You probably don’t need to see another movie about Steve Jobs to understand the guy was, in all likelihood, a tremendous prick. His ability to influence, even bully, regardless of the emotional outcome, is now part of the well-known Jobs mystique, the ugly yin to Jobs’ creative yang. We’ve already seen eyewitness testimony of the Apple co-founder’s methods in Robert X. Cringely’s excellent 1996 series Triumph of the Nerds, in which former employees assure us that Jobs’ moral compass leaned toward a steady direction of “screw you” to get what he wanted.
Yet, the entrepreneur is revered in global culture, and that’s what Alex Gibney attempts to reconcile in The Man in the Machine. Gibney, creator of tight, enthralling documentaries – his Scientology opus, Going Clear, is a repeat-viewing must – gives us, frankly, too much Jobs. In his quest to tap into the collective psyche (hey, just like his subject did), Gibney rehashes what is likely known to many, and creates a long, inconsistent story that lacks its own magnetic north.
What’s immediately striking about The Man in the Machine is Gibney’s use of voiceover in the introduction, the director expressing his own curiosity over the mass mourning that followed Jobs’ death. But who is this voice wondering about the death of an iconoclast, and why should I care? Does Gibney assume the audience (largely on CNN for this one, by the way) knows who he is? Doubtful. A speck of setup to clear that up could go a long way to grabbing interest.
In trying to unravel the tightly wound Mythology of Jobs, Gibney gives us the man’s early days, his relationship with teen buddy and Apple partner Steve Wozniak, the stuff you’ve seen before. We also get episodes of Jobs’ idiosyncratic behavior, his thinly veiled lust for power, his ability to mentally push and shove others. As with Cringley’s documentary, the interviews with Apple staffers are the highlights – Gibney is damned great at framing up a dramatic soundbite here, just as he is in Going Clear.
Playing somewhat chronologically – predictable, but useful – Gibney discovers two of his more revealing interviews with ex-Apple leaders, and uses them well. One is an iPhone developer who describes Jobs’ incredible adeptness at chiding, welcoming or ignoring an employee – and knowing exactly when each reaction would be most effective. Gibney humorously complements this observation with three photos of Jobs in various moods.
The other Apple staffer is Bob Belleville, a soft-spoken developer and Jobs confidante from the early Macintosh days, who’s so emotionally overwhelmed by the interview’s end he can barely speak. It seems that his relationship with Jobs both ruined his life and enriched it immeasurably.
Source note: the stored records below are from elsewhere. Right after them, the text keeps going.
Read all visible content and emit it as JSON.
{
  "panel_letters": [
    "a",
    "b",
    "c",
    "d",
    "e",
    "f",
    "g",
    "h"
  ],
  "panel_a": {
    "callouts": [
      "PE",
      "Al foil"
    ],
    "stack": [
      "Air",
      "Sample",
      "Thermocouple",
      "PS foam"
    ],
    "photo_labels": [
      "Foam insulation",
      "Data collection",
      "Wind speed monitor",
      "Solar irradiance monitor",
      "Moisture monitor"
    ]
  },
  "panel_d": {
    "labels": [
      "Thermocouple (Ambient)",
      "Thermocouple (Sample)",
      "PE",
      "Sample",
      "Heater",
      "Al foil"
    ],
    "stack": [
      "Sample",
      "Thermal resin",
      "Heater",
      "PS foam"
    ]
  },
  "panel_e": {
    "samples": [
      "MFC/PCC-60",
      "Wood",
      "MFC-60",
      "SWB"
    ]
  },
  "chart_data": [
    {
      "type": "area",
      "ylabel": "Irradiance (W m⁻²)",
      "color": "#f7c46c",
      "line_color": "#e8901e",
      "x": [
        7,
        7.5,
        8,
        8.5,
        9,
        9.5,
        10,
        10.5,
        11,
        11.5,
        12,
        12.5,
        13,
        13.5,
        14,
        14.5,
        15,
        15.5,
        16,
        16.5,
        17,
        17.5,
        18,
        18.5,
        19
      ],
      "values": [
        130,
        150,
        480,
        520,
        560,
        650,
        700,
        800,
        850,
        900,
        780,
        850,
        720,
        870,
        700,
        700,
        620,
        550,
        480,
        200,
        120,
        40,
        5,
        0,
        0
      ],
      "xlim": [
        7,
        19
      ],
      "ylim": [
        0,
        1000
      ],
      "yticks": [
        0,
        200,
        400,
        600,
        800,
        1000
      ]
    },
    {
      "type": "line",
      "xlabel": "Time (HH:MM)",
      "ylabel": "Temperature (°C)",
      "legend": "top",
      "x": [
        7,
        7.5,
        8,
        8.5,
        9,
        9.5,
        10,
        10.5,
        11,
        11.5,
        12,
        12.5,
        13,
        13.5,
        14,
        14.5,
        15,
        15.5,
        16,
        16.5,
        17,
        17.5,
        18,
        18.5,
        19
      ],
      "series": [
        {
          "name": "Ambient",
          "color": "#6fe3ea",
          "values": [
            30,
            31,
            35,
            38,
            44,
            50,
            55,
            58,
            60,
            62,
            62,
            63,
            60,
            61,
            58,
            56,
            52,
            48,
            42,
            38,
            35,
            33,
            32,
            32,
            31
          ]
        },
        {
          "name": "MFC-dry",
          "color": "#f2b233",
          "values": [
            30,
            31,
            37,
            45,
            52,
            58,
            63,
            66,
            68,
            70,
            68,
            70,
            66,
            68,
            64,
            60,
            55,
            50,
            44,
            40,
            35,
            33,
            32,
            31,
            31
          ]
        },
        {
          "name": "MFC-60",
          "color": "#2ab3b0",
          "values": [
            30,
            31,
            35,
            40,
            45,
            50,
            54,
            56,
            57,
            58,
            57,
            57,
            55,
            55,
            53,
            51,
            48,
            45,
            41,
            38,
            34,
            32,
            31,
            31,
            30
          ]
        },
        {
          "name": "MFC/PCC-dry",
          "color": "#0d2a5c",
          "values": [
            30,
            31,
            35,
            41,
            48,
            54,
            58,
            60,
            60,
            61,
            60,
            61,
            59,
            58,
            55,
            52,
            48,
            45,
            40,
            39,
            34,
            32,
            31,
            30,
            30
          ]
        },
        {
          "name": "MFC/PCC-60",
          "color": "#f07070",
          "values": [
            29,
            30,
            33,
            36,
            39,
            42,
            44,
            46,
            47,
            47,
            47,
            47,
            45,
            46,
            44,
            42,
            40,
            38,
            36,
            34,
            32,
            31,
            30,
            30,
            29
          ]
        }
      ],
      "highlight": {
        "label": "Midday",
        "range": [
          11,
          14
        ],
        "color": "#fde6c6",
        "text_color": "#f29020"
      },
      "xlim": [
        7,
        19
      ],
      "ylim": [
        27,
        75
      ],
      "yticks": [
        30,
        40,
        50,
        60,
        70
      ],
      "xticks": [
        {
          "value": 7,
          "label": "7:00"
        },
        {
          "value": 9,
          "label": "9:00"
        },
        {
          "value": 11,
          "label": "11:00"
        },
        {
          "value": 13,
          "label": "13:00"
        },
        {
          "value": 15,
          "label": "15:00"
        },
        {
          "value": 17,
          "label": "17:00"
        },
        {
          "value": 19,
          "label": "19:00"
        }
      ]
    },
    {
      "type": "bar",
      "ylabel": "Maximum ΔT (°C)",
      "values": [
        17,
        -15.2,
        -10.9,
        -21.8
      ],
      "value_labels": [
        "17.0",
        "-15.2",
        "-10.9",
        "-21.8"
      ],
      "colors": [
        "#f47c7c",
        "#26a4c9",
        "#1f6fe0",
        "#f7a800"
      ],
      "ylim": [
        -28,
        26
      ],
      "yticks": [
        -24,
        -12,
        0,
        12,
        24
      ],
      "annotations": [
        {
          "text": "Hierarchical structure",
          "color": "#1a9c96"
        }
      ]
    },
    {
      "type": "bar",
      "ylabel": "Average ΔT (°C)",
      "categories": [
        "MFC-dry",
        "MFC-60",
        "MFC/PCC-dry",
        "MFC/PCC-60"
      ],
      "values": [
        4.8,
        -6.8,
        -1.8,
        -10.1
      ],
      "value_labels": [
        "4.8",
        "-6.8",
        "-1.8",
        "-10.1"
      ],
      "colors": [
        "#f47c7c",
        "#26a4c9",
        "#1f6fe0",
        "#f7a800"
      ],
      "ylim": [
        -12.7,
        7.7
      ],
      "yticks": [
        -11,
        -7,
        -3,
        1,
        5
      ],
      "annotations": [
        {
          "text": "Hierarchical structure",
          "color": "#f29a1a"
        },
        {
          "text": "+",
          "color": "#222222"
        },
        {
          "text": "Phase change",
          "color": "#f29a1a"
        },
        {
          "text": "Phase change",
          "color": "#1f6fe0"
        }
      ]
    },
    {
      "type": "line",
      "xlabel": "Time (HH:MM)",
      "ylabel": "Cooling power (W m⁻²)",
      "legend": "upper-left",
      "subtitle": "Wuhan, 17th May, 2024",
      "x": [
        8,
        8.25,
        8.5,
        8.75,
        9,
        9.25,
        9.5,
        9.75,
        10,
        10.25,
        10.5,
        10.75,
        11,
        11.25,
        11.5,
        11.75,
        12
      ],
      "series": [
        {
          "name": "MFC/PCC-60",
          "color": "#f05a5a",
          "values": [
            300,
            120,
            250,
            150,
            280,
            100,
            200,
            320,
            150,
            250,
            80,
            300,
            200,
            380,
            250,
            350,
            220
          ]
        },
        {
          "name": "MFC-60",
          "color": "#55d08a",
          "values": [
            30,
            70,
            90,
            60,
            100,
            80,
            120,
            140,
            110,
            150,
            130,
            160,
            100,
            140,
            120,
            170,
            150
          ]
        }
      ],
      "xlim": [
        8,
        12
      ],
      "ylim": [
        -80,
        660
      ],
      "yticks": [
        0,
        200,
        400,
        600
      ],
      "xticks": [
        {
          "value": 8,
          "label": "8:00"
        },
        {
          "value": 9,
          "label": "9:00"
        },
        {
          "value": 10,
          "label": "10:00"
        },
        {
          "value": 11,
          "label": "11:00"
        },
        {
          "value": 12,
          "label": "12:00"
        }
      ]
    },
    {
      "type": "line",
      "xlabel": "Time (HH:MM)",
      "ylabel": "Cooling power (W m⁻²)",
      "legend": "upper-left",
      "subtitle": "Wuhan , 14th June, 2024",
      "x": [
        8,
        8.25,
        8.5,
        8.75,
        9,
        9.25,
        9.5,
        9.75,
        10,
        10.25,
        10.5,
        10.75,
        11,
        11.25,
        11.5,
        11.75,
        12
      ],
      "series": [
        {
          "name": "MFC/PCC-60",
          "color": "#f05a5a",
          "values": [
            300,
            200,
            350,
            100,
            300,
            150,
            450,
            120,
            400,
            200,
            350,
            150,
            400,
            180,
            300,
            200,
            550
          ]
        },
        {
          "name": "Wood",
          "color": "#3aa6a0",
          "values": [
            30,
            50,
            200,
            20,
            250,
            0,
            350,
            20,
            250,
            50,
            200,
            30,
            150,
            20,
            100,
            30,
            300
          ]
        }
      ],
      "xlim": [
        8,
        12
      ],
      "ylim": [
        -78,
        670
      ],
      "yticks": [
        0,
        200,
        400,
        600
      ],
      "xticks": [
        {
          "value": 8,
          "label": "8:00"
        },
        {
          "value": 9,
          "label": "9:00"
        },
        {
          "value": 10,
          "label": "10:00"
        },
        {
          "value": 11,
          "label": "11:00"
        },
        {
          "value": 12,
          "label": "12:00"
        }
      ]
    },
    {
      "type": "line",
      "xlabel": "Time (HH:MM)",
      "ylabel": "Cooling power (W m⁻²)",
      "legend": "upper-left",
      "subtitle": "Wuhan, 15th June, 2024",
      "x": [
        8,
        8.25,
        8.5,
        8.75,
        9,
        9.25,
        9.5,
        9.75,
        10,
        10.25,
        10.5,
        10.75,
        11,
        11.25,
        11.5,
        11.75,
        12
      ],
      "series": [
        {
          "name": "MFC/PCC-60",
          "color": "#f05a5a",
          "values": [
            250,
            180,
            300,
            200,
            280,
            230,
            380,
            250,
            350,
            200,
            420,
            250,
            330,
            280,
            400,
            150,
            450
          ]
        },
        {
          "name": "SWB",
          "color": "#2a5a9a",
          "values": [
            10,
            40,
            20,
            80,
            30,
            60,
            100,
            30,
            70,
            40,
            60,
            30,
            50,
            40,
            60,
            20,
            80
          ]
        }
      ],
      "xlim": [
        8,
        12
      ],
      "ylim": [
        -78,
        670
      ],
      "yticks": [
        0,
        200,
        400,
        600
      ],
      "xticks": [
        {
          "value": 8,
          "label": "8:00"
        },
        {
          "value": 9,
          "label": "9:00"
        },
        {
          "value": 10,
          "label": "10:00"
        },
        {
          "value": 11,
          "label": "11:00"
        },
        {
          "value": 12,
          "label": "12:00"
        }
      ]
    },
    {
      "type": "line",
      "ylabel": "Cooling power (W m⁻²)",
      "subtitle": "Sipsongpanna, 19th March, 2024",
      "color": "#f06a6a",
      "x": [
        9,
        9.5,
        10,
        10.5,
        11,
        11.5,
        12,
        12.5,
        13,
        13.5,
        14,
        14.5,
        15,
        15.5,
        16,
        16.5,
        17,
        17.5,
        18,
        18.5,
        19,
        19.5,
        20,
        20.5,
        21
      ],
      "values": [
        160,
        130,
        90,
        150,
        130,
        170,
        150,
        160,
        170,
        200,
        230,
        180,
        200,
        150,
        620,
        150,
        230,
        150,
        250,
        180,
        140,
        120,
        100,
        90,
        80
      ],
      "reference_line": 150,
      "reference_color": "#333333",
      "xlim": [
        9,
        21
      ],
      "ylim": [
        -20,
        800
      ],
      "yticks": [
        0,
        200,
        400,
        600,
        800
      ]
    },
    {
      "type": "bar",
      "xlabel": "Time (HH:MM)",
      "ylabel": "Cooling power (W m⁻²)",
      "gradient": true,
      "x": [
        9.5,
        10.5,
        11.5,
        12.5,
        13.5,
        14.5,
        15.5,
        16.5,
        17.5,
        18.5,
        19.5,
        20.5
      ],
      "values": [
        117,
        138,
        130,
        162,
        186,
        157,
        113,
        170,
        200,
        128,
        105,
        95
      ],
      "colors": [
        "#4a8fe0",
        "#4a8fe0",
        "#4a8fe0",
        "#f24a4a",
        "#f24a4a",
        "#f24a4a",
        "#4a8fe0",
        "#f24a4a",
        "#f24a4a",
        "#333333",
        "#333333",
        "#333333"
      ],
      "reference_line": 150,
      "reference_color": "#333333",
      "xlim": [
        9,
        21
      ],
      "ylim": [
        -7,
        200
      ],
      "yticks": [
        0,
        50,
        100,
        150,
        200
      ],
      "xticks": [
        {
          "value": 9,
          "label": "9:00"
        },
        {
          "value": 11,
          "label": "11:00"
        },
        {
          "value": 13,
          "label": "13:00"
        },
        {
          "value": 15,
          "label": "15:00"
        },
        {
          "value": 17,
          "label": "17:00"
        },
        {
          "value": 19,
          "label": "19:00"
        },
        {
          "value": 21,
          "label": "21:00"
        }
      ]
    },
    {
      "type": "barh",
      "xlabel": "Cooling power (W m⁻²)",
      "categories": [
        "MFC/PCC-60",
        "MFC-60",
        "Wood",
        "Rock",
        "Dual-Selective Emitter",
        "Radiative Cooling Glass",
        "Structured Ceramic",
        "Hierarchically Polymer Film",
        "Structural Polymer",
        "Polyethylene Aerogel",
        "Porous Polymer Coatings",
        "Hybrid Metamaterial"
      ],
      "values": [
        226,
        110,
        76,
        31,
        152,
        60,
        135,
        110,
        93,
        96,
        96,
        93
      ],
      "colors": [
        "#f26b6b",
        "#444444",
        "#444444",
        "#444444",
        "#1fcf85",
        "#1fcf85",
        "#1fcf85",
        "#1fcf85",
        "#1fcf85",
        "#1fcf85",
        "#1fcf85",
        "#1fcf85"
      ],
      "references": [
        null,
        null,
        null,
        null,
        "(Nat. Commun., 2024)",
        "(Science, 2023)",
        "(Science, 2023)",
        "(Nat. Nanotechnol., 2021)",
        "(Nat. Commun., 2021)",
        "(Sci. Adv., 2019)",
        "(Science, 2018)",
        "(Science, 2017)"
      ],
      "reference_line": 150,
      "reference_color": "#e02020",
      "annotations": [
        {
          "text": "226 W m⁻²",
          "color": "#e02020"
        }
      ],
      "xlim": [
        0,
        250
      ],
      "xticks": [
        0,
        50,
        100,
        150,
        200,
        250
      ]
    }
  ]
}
This fascinating dichotomy should be the film’s anchor, but Gibney doesn’t take full, focused advantage, instead turning the final chapter of The Man in the Machine into something of an investigative crime report. It’s a style Gibney executed particularly well in Enron: The Smartest Guys in the Room, but it’s out of place here. By the time the loose ends give way to some final commentary, Gibney has gone overboard, waxing on about his own obsession with the iPhone and showing us how a powered-down iPhone reflects your vision back at you. Hoo boy. Trust me, one big ego’s enough for this movie.